A visit to Panama Viejo is like going back in time to a 16th century settlement. You’re transported to another era as you imagine the first residents of the city building the stone enclave one brick at a time, encountering all kinds of obstacles along the way – pestilence, earthquakes, and pirates – just to name a few. I often recommend Panama Viejo to those visiting Panama with children, because unlike the confines of a sterile museum, the site is open-air, allowing kids to run and play while picking up on some fascinating Panamanian history.
The History of Panama Viejo
The original city was founded in 1519 by Pedro Arias Dávila and was home to a population of around 100 people.
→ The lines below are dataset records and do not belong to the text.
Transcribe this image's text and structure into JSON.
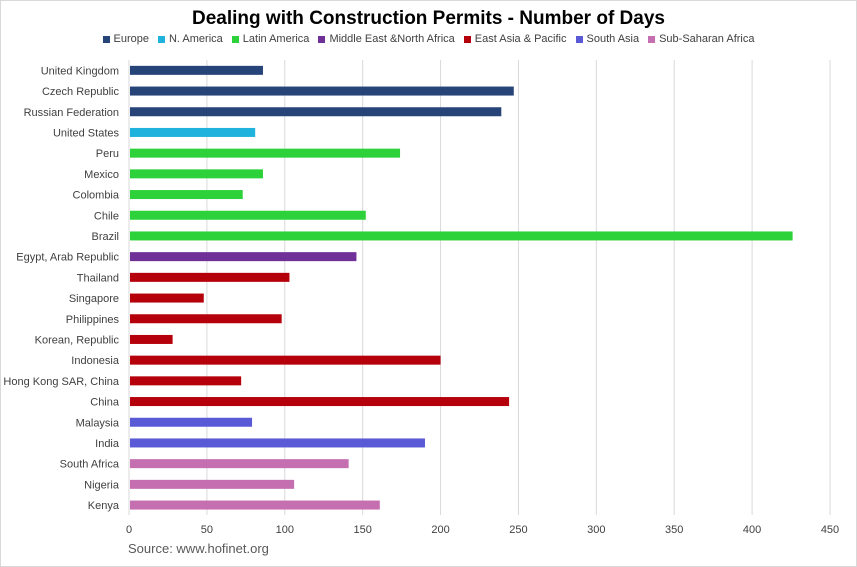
{
  "chart_data": {
    "type": "bar",
    "orientation": "horizontal",
    "title": "Dealing with Construction Permits - Number of Days",
    "xlabel": "",
    "ylabel": "",
    "xlim": [
      0,
      450
    ],
    "xticks": [
      0,
      50,
      100,
      150,
      200,
      250,
      300,
      350,
      400,
      450
    ],
    "grid": "vertical",
    "legend_position": "top",
    "series": [
      {
        "name": "Europe",
        "color": "#264478"
      },
      {
        "name": "N. America",
        "color": "#1fb2dd"
      },
      {
        "name": "Latin America",
        "color": "#2dd23a"
      },
      {
        "name": "Middle East &North Africa",
        "color": "#6f3198"
      },
      {
        "name": "East Asia & Pacific",
        "color": "#b5000b"
      },
      {
        "name": "South Asia",
        "color": "#5a5ad7"
      },
      {
        "name": "Sub-Saharan Africa",
        "color": "#c66fb0"
      }
    ],
    "bars": [
      {
        "label": "United Kingdom",
        "value": 86,
        "group": "Europe"
      },
      {
        "label": "Czech Republic",
        "value": 247,
        "group": "Europe"
      },
      {
        "label": "Russian Federation",
        "value": 239,
        "group": "Europe"
      },
      {
        "label": "United States",
        "value": 81,
        "group": "N. America"
      },
      {
        "label": "Peru",
        "value": 174,
        "group": "Latin America"
      },
      {
        "label": "Mexico",
        "value": 86,
        "group": "Latin America"
      },
      {
        "label": "Colombia",
        "value": 73,
        "group": "Latin America"
      },
      {
        "label": "Chile",
        "value": 152,
        "group": "Latin America"
      },
      {
        "label": "Brazil",
        "value": 426,
        "group": "Latin America"
      },
      {
        "label": "Egypt, Arab Republic",
        "value": 146,
        "group": "Middle East &North Africa"
      },
      {
        "label": "Thailand",
        "value": 103,
        "group": "East Asia & Pacific"
      },
      {
        "label": "Singapore",
        "value": 48,
        "group": "East Asia & Pacific"
      },
      {
        "label": "Philippines",
        "value": 98,
        "group": "East Asia & Pacific"
      },
      {
        "label": "Korean, Republic",
        "value": 28,
        "group": "East Asia & Pacific"
      },
      {
        "label": "Indonesia",
        "value": 200,
        "group": "East Asia & Pacific"
      },
      {
        "label": "Hong Kong SAR, China",
        "value": 72,
        "group": "East Asia & Pacific"
      },
      {
        "label": "China",
        "value": 244,
        "group": "East Asia & Pacific"
      },
      {
        "label": "Malaysia",
        "value": 79,
        "group": "South Asia"
      },
      {
        "label": "India",
        "value": 190,
        "group": "South Asia"
      },
      {
        "label": "South Africa",
        "value": 141,
        "group": "Sub-Saharan Africa"
      },
      {
        "label": "Nigeria",
        "value": 106,
        "group": "Sub-Saharan Africa"
      },
      {
        "label": "Kenya",
        "value": 161,
        "group": "Sub-Saharan Africa"
      }
    ],
    "source": "Source: www.hofinet.org"
  }
}
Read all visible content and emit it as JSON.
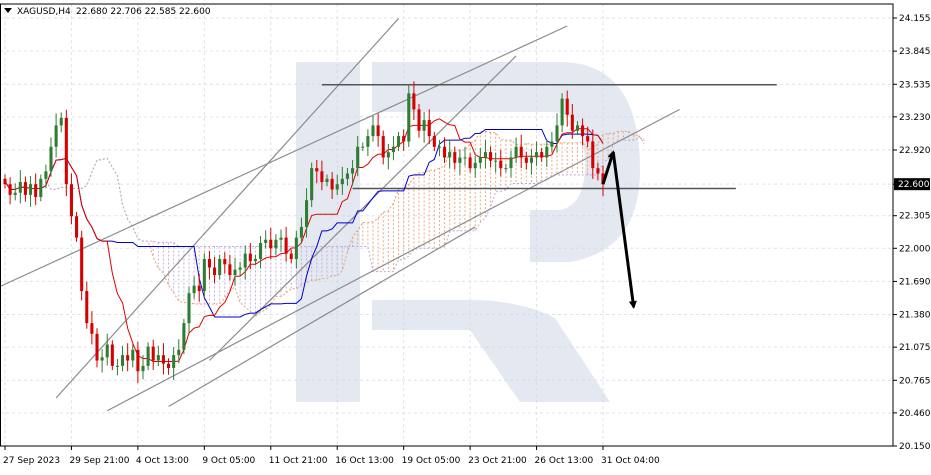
{
  "header": {
    "symbol": "XAGUSD,H4",
    "ohlc": "22.680 22.706 22.585 22.600"
  },
  "colors": {
    "bull_candle": "#2e7d32",
    "bear_candle": "#d50000",
    "tenkan": "#e00000",
    "kijun": "#0000cc",
    "cloud_a": "#e8a070",
    "cloud_b": "#c0a8d8",
    "channel": "#8c8c8c",
    "level": "#555555",
    "arrow": "#000000",
    "price_badge": "#000000",
    "watermark": "#ced6e6"
  },
  "chart_data": {
    "type": "candlestick",
    "title": "XAGUSD,H4",
    "ylim": [
      20.15,
      24.2
    ],
    "y_ticks": [
      "24.155",
      "23.845",
      "23.535",
      "23.230",
      "22.920",
      "22.600",
      "22.305",
      "22.000",
      "21.690",
      "21.380",
      "21.075",
      "20.765",
      "20.460",
      "20.150"
    ],
    "y_tick_values": [
      24.155,
      23.845,
      23.535,
      23.23,
      22.92,
      22.6,
      22.305,
      22.0,
      21.69,
      21.38,
      21.075,
      20.765,
      20.46,
      20.15
    ],
    "x_labels": [
      "27 Sep 2023",
      "29 Sep 21:00",
      "4 Oct 13:00",
      "9 Oct 05:00",
      "11 Oct 21:00",
      "16 Oct 13:00",
      "19 Oct 05:00",
      "23 Oct 21:00",
      "26 Oct 13:00",
      "31 Oct 04:00"
    ],
    "x_label_index": [
      0,
      13,
      26,
      39,
      52,
      65,
      78,
      91,
      104,
      117
    ],
    "current_price": "22.600",
    "closes": [
      22.6,
      22.5,
      22.52,
      22.62,
      22.5,
      22.6,
      22.48,
      22.65,
      22.72,
      22.95,
      23.15,
      23.22,
      22.6,
      22.3,
      22.1,
      21.6,
      21.3,
      21.2,
      20.95,
      20.98,
      21.1,
      20.9,
      20.9,
      21.0,
      20.95,
      21.05,
      20.85,
      20.9,
      21.08,
      20.95,
      21.0,
      20.92,
      20.88,
      21.0,
      21.05,
      21.3,
      21.58,
      21.65,
      21.6,
      21.9,
      21.82,
      21.75,
      21.9,
      21.85,
      21.75,
      21.8,
      21.82,
      21.95,
      21.88,
      21.9,
      22.05,
      22.08,
      22.0,
      22.08,
      22.1,
      21.95,
      21.9,
      22.1,
      22.2,
      22.45,
      22.75,
      22.72,
      22.62,
      22.65,
      22.55,
      22.6,
      22.65,
      22.7,
      22.75,
      22.95,
      22.95,
      23.05,
      23.15,
      23.05,
      22.85,
      22.9,
      22.95,
      23.05,
      23.0,
      23.45,
      23.3,
      23.1,
      23.2,
      23.05,
      22.95,
      22.95,
      22.85,
      22.9,
      22.8,
      22.85,
      22.85,
      22.75,
      22.8,
      22.85,
      22.9,
      22.82,
      22.82,
      22.75,
      22.75,
      22.85,
      22.95,
      22.85,
      22.8,
      22.85,
      22.9,
      22.85,
      22.95,
      23.0,
      23.15,
      23.4,
      23.25,
      23.1,
      23.15,
      23.05,
      23.0,
      22.75,
      22.7,
      22.6
    ],
    "levels": [
      23.53,
      22.56
    ],
    "forecast_path": [
      [
        117,
        22.6
      ],
      [
        119,
        22.9
      ],
      [
        123,
        21.45
      ]
    ]
  }
}
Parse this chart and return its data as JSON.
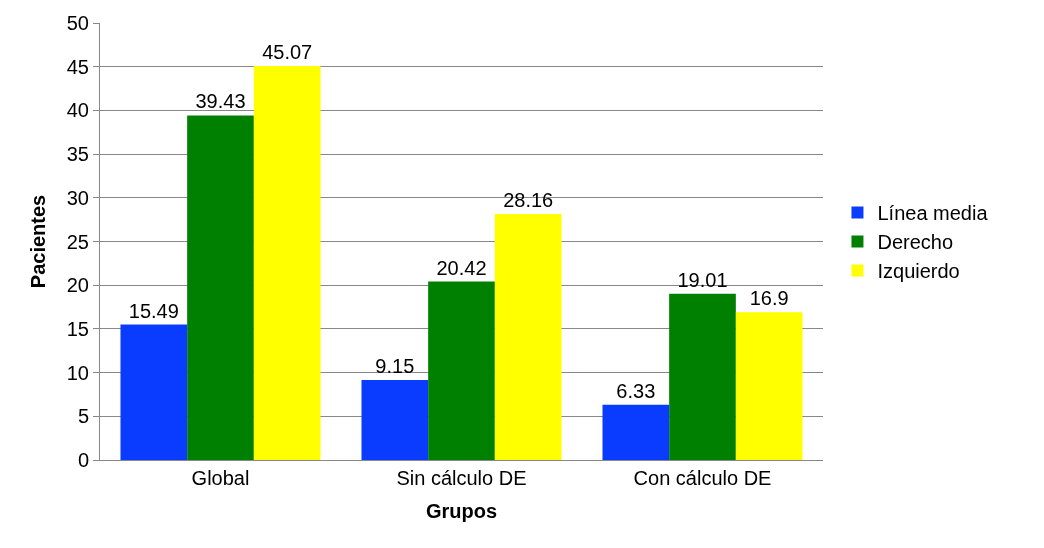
{
  "chart_data": {
    "type": "bar",
    "xlabel": "Grupos",
    "ylabel": "Pacientes",
    "categories": [
      "Global",
      "Sin cálculo DE",
      "Con cálculo DE"
    ],
    "series": [
      {
        "name": "Línea media",
        "color": "#0a3cff",
        "values": [
          15.49,
          9.15,
          6.33
        ]
      },
      {
        "name": "Derecho",
        "color": "#008000",
        "values": [
          39.43,
          20.42,
          19.01
        ]
      },
      {
        "name": "Izquierdo",
        "color": "#ffff00",
        "values": [
          45.07,
          28.16,
          16.9
        ]
      }
    ],
    "ylim": [
      0,
      50
    ],
    "yticks": [
      0,
      5,
      10,
      15,
      20,
      25,
      30,
      35,
      40,
      45,
      50
    ],
    "grid": "y",
    "legend": "right",
    "data_labels": true
  }
}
Despite its humble beginnings, it was the first permanent settlement on the Pacific Ocean and an extremely strategic town in the exploration of Central and South America. The city became a starting point for expeditions to Peru as well as a hub of imports and exports – plenty of gold and silver bound for Spain made its way through Panama Viejo. The city remained reasonably peaceful through the late 1500s and grew to almost 5000 inhabitants. City residents enjoyed full-scale cathedrals, private homes, and an enclosed, protected settlement.
The tumultuous times for Panama Viejo began in the 17th century, when the city was attacked several times by pirates and groups of indigenous people from the Darién region. In 1671, the famed pirate Henry Morgan attacked the city with 1,400 men marching from the Caribbean coast across the jungle. Morgan’s force defeated the city’s militia then proceeded to sack Panama. During the melee, a fire began that ultimately destroyed the entire city. Morgan’s attack caused the loss of thousands of lives and Panama had to be rebuilt a few kilometers to the west on a new site: current-day Panama City.
The scattered ruins turn this area into a kind of historically-drenched city park. On the weekends, families stroll through the archways and down the grassy paths,enjoying a tranquil out-of-time respite from the hubbub of Panama City. There are no guard rails, placards, ropes or ribbons separating you from the past.
My favorite part of the tour is definitely the Cathedral of Our Lady of Asuncion. It reminds me of the great Romanesque churches of Italy, France and Spain, created in the most practical and utilitarian manner, yet awe-inspiring by the feat of its construction and the sheer strength of its stone. I can imagine the sense of security and peace its cross-shaped, stone-enforced walls brought the inhabitants of the city.
If you’re planning a stay in Panama City, I highly recommend making Panama Viejo your haven for a sunny Panama afternoon history lesson.
Panama Viejo is about a 20-minute drive from Panama City; it’s easiest to hail a cab from the city and arrange for them to stay for the duration of your visit (sometimes it’s harder to find cabs outside of the city center, and Panama Viejo is a bit off the beaten path).
When to Go
Late morning, to take advantage of cooler temperatures and to avoid the Panama City rush hour morning traffic.
What to Bring
Comfortable walking shoes and outdoorsy attire. Plan on a stroll through grassy fields taking in stunning views of both the Pacific Ocean accented by the ruins. Kids can run and play amongst some of Panama’s oldest standing stone walls and archways. The majority of the ruins can be accessed for free. There is a small museum and entryway to an old tower with impressive views. During my last trip, the fee was a staggering $3.